Studies show increased incidences of Borderline Personality Disorder in people who have relatives — usually first-degree relatives — who also suffer from the disorder. This is most often a parent with Borderline Personality Disorder.

“We get estimates that anywhere from 9 percent to 25 percent of those with relatives diagnosed with Borderline Personality Disorder would experience some sort of borderline pathology,” Trull said, “the range depending on the severity of the diagnosis, inpatient versus outpatient cases, etc.”

So it would seem, he suggests, that both Borderline Personality Disorder itself, as well as the traits of BPD, seem to run in families.

Studies on Genetics and BPD

In talking about different ways this connection has been studied, Trull suggested that studies in adoptive families would be helpful in monitoring this connection. But there are none.

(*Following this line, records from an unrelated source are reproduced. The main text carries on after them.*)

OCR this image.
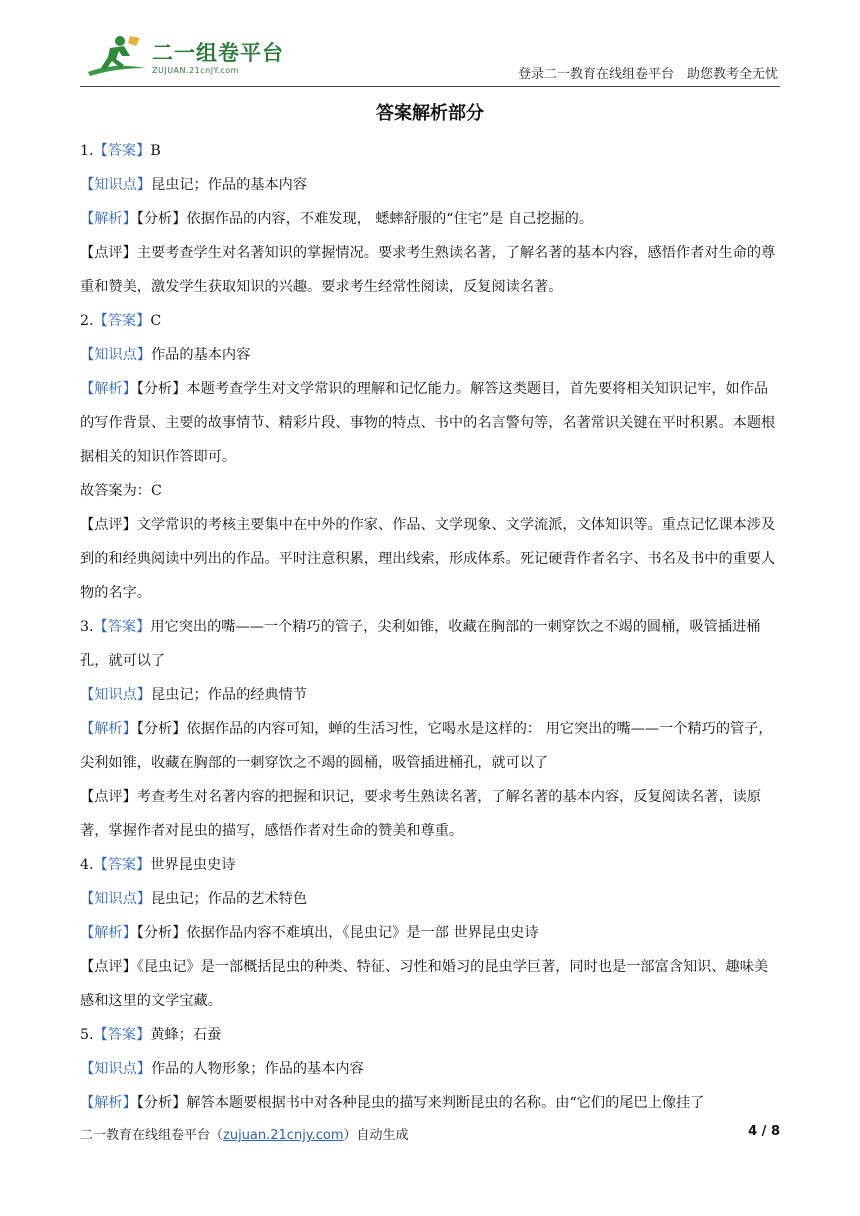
二一组卷平台
ZUJUAN.21cnJY.com	登录二一教育在线组卷平台　助您教考全无忧
答案解析部分

1.【答案】B

【知识点】昆虫记；作品的基本内容

【解析】【分析】依据作品的内容，不难发现， 蟋蟀舒服的“住宅”是 自己挖掘的。

【点评】主要考查学生对名著知识的掌握情况。要求考生熟读名著，了解名著的基本内容，感悟作者对生命的尊重和赞美，激发学生获取知识的兴趣。要求考生经常性阅读，反复阅读名著。

2.【答案】C

【知识点】作品的基本内容

【解析】【分析】本题考查学生对文学常识的理解和记忆能力。解答这类题目，首先要将相关知识记牢，如作品的写作背景、主要的故事情节、精彩片段、事物的特点、书中的名言警句等，名著常识关键在平时积累。本题根据相关的知识作答即可。

故答案为：C

【点评】文学常识的考核主要集中在中外的作家、作品、文学现象、文学流派，文体知识等。重点记忆课本涉及到的和经典阅读中列出的作品。平时注意积累，理出线索，形成体系。死记硬背作者名字、书名及书中的重要人物的名字。

3.【答案】用它突出的嘴——一个精巧的管子，尖利如锥，收藏在胸部的一刺穿饮之不竭的圆桶，吸管插进桶孔，就可以了

【知识点】昆虫记；作品的经典情节

【解析】【分析】依据作品的内容可知，蝉的生活习性，它喝水是这样的： 用它突出的嘴——一个精巧的管子，尖利如锥，收藏在胸部的一刺穿饮之不竭的圆桶，吸管插进桶孔，就可以了

【点评】考查考生对名著内容的把握和识记，要求考生熟读名著，了解名著的基本内容，反复阅读名著，读原著，掌握作者对昆虫的描写，感悟作者对生命的赞美和尊重。

4.【答案】世界昆虫史诗

【知识点】昆虫记；作品的艺术特色

【解析】【分析】依据作品内容不难填出，《昆虫记》是一部 世界昆虫史诗

【点评】《昆虫记》是一部概括昆虫的种类、特征、习性和婚习的昆虫学巨著，同时也是一部富含知识、趣味美感和这里的文学宝藏。

5.【答案】黄蜂；石蚕

【知识点】作品的人物形象；作品的基本内容

【解析】【分析】解答本题要根据书中对各种昆虫的描写来判断昆虫的名称。由“它们的尾巴上像挂了

二一教育在线组卷平台（zujuan.21cnjy.com）自动生成	4 / 8
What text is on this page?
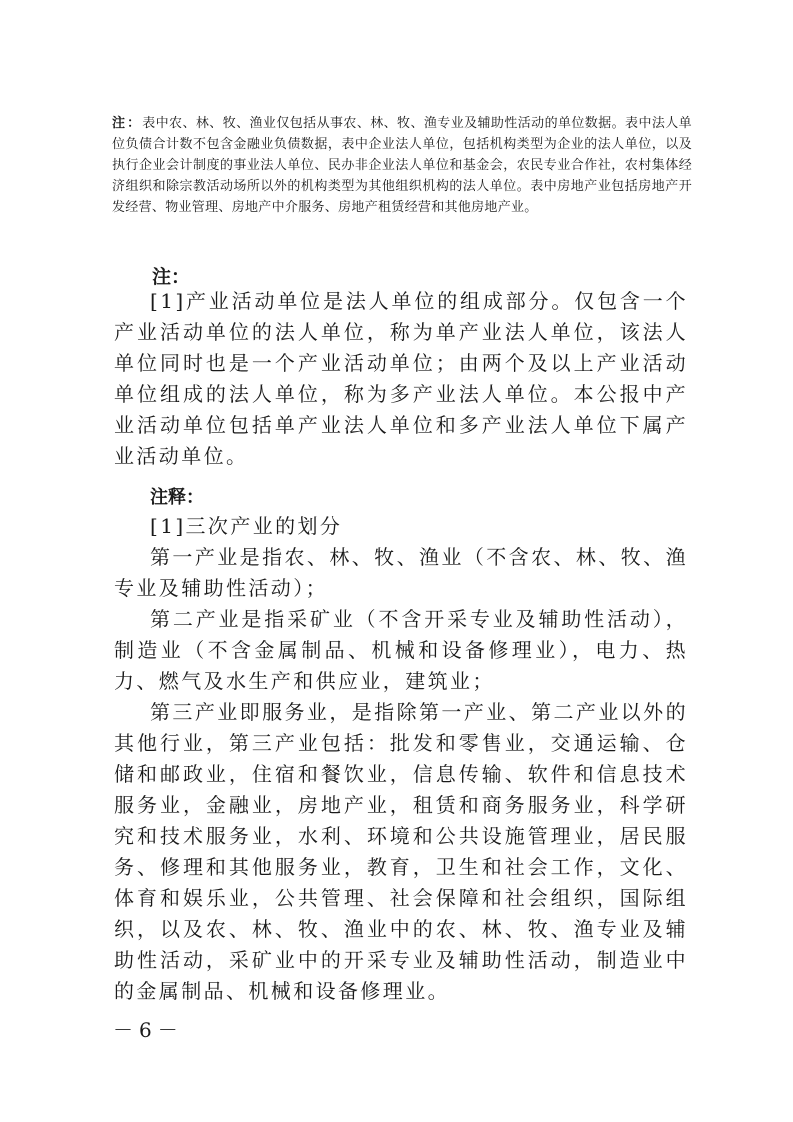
注：表中农、林、牧、渔业仅包括从事农、林、牧、渔专业及辅助性活动的单位数据。表中法人单位负债合计数不包含金融业负债数据，表中企业法人单位，包括机构类型为企业的法人单位，以及执行企业会计制度的事业法人单位、民办非企业法人单位和基金会，农民专业合作社，农村集体经济组织和除宗教活动场所以外的机构类型为其他组织机构的法人单位。表中房地产业包括房地产开发经营、物业管理、房地产中介服务、房地产租赁经营和其他房地产业。
注：

[1]产业活动单位是法人单位的组成部分。仅包含一个产业活动单位的法人单位，称为单产业法人单位，该法人单位同时也是一个产业活动单位；由两个及以上产业活动单位组成的法人单位，称为多产业法人单位。本公报中产业活动单位包括单产业法人单位和多产业法人单位下属产业活动单位。

注释：

[1]三次产业的划分

第一产业是指农、林、牧、渔业（不含农、林、牧、渔专业及辅助性活动）；

第二产业是指采矿业（不含开采专业及辅助性活动），制造业（不含金属制品、机械和设备修理业），电力、热力、燃气及水生产和供应业，建筑业；

第三产业即服务业，是指除第一产业、第二产业以外的其他行业，第三产业包括：批发和零售业，交通运输、仓储和邮政业，住宿和餐饮业，信息传输、软件和信息技术服务业，金融业，房地产业，租赁和商务服务业，科学研究和技术服务业，水利、环境和公共设施管理业，居民服务、修理和其他服务业，教育，卫生和社会工作，文化、体育和娱乐业，公共管理、社会保障和社会组织，国际组织，以及农、林、牧、渔业中的农、林、牧、渔专业及辅助性活动，采矿业中的开采专业及辅助性活动，制造业中的金属制品、机械和设备修理业。

－6－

“In adoption studies you’d take advantage of something that happens by chance,” he suggested. “A kid with a biological parent (usually a mother, as that would be easier to track) with Borderline Personality Disorder is, for whatever reason, given up around birth for adoption and placed in a foster home.

“If you tracked those kids versus kids who had biological moms without BPD, you could look at rates of BPD to the extent that you’d potentially find higher rates of Borderline Personality Disorder with kids who had moms with BPD, though you don’t have the environmental influence of that biological mother.”

Although adoption studies in Borderline Personality Disorder research do not yet exist, there are ongoing twin studies. These are valuable in the fact that identical twins share almost 100 percent of their genetic make-up.

Tracking the occurrence of Borderline Personality Disorder in two people with, practically speaking, the same genetic make-up and a shared environment is important in the genetic study of BPD. Still, Trull takes into account the element of unique environmental effects.

“These are unique effects. Not experiences shared by the family, but experiences that happened to an individual outside the context of the family,” Trull said. “For instance, an experience of trauma, rape, or even deviant peers.”